Let me start with an admission which is that I don’t read as much as is commonly believed. It’s just that I refer to books in my speeches which conveys the impression that I am reading almost every book that is being printed. (Printed? Yes. Not sure whether I will, or indeed will ever want to, get into the kindle mode). That is guff; the reality is much less flattering.

These days, I read much less than I should or I need to. I lived in Addis Ababa in Ethiopia for two years when I was in the World Bank; my family stayed back in India. After the job offer was made to me, my prospective manager took me out to the best Italian restaurant in town and marketed the job to me all through the dinner.

Best advice

As we were finishing, he asked, “Do you have any concerns?” I said, “All that you said about the job is very good, Fred. But, what do I do over the weekends?” His reply was one of the best pieces of advice I ever received: “Subba, think of all the books you wanted to, but could not read. Plunge into them.” That’s exactly what I did – for all of two years until I moved to Washington and all its distractions.

It is not that as Governor I don’t get the time to read. I do. But the time that I get is irregular – not the most conducive for book reading.

I keep telling myself that I must read for at least half an hour every day, but have failed so far. So, when I finish reading a book, it feels like a big accomplishment. It’s also comforting because I am at least trying to live up to the hype that the RBI Governor is a well-read person.

Finance is people

I’ve just finished reading The Physics of Wall Street by James O. Weatherall, a PhD in physics, and now an Assistant Professor of Philosophy in the University of California at Irvine. We all know that post-crisis, use of quantitative techniques in finance has come for a lot of harsh criticism, even ridicule.

The charge is that the so-called quants brought in sophisticated mathematical modelling to finance, ignored the limitations of the assumptions underlying their models and made predictions with beguiling precision, all of which encouraged excessive risk-taking and brought on the eventual meltdown.

Forgotten in this euphoria was the fact that finance deals with people, not physical objects. The laws governing financial markets are not immutable like the laws of physics.

The most high-profile, if also the most strident of such critics, has been Nassim Taleb ( Black Swans , Antifragility ) who argues that the world is just too random and any attempt to find a structure is futile, and any claim to finding one is hubris.

But there is another side to this debate. The use of quantitative techniques contributed enormously to the growth of the financial sector. The Black-Scholes options pricing model, for example, was more than a piece of geeky mathematics; it was transformational.

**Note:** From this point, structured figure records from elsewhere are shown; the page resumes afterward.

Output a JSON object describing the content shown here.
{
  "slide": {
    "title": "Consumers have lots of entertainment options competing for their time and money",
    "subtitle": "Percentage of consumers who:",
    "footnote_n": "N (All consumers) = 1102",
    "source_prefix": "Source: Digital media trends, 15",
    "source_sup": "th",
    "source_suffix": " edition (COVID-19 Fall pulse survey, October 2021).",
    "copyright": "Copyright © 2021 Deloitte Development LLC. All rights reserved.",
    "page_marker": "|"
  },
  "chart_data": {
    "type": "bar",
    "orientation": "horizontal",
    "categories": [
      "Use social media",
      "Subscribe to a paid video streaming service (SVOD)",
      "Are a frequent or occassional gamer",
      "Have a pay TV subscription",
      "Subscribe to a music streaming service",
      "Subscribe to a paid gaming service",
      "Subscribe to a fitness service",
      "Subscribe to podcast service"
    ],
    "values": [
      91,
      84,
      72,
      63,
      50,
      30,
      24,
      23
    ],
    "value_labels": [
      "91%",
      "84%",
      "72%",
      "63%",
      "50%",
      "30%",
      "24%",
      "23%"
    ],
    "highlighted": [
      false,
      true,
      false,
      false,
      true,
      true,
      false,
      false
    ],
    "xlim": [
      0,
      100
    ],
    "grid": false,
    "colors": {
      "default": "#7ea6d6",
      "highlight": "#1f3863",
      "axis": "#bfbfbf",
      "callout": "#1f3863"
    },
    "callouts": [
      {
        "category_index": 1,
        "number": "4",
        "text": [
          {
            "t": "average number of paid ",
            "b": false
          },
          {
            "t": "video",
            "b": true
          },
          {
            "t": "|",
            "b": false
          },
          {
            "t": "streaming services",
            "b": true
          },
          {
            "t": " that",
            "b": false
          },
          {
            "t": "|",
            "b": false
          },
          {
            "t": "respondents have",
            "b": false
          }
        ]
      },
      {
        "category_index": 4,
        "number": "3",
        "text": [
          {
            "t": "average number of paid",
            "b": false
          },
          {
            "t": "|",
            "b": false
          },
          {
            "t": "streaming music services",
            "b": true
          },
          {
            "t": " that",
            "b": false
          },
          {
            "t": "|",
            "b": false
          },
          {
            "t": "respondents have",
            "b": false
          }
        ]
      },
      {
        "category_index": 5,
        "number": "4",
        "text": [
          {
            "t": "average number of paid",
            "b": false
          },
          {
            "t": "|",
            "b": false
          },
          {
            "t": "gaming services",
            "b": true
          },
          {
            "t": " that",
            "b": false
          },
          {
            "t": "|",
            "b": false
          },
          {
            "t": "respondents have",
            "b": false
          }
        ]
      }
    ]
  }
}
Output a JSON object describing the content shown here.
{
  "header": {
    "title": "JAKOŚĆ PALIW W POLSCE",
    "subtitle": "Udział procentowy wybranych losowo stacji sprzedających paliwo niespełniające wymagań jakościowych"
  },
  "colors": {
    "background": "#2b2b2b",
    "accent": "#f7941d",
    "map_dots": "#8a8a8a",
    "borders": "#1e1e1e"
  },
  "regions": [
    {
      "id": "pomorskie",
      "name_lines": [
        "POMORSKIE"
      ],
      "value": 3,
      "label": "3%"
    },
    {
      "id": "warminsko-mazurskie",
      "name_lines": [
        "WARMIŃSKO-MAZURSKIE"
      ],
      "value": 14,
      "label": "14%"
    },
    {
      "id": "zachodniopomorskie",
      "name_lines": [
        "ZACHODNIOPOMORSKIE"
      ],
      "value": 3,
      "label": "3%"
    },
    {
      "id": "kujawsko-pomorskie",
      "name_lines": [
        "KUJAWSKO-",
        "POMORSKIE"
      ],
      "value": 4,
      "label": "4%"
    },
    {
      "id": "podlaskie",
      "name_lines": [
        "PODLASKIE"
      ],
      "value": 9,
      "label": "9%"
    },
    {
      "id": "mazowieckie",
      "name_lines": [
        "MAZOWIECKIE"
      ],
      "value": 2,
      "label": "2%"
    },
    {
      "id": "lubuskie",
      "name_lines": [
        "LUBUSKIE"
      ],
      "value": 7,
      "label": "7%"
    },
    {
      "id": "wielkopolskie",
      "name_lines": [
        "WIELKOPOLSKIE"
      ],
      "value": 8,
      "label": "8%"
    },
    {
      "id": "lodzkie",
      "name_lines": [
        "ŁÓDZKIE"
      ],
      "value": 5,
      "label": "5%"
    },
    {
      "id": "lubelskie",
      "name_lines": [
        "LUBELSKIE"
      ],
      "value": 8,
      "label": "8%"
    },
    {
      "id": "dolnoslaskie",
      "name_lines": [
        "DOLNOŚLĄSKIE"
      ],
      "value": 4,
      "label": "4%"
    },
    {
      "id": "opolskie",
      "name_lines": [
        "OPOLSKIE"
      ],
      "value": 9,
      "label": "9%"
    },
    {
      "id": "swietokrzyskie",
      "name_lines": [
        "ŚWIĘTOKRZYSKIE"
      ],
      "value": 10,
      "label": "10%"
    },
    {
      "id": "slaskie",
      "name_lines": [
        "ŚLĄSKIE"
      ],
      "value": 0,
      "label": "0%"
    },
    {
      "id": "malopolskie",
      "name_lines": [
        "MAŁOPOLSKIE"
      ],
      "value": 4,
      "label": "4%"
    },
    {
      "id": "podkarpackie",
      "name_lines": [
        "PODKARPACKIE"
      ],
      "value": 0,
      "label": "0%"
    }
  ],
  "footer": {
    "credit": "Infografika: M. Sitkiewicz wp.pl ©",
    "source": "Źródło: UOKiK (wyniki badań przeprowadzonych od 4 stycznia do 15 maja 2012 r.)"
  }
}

It ended the anti-intellectualism of American finance, demonstrated that a more scientific approach to speculation is possible and converted financial markets from bull rings to quantitative power houses.

Engrossing history

That story needed to be told and The Physics of Wall Street does that. But the book is more, indeed much more, than a spirited defence of the value that quantitative frameworks brought to the financial sector. It is an engrossing history of several mathematicians and physicists who made a foray into finance with their different mental constructs and tool-kits. Some of these transitions were serendipitous, others were more deliberate and structured – but all of them were interesting and fascinating.

The history that Weatherall tells starts much before Black-Scholes, actually with the French mathematician Louis Bachelier, and his 1900 paper which argued that stock prices capture all available information and move randomly.

This was in essence what later came to be formulated by the Chicago School as the efficient market hypothesis except that Bachelier didn’t call it that. In a just world, says the author, Bachelier would be to finance what Newton is to physics.

After taking us through the history of several other scientists who brought fresh thinking, concepts and techniques to finance, the book ends with a rallying cry by the author for an ‘Economics Manhattan Project’ calling on the advanced economies, particularly America, to invest intellectual and financial resources in an inter-disciplinary project with a lofty goal of generating ideas for making the financial sector an aid to real sector growth.

Making things happen

The use of quantitative techniques in finance has perforce to reckon with the quirks of human behaviour.

As TheEconomist asked some years ago, is a hurricane more likely to hit because more hurricane insurance has been written? Common sense says no. But in the financial world, that common sense does not hold.

The more financial insurance is written, the more likely that the insured event will occur because people who benefit from that contingency can make it happen.

Can mathematical models replicate complex human behaviour? If they can’t, are they any good at all? The book’s answer is that making simplifying assumptions in building models leads to solutions to problems that are otherwise intractable. But those solutions are valid only as long as the assumptions underlying the model hold.

The difference between physicists and finance professionals, according to the author, is that physicists are trained to ask: ‘When do the assumptions of my model fail and what happens then?’ The post-crisis response should then be not to shun quantitative modelling but to be conscious of the limitations of quantitative models. And, of course, to improve them to approximate reality as closely as possible.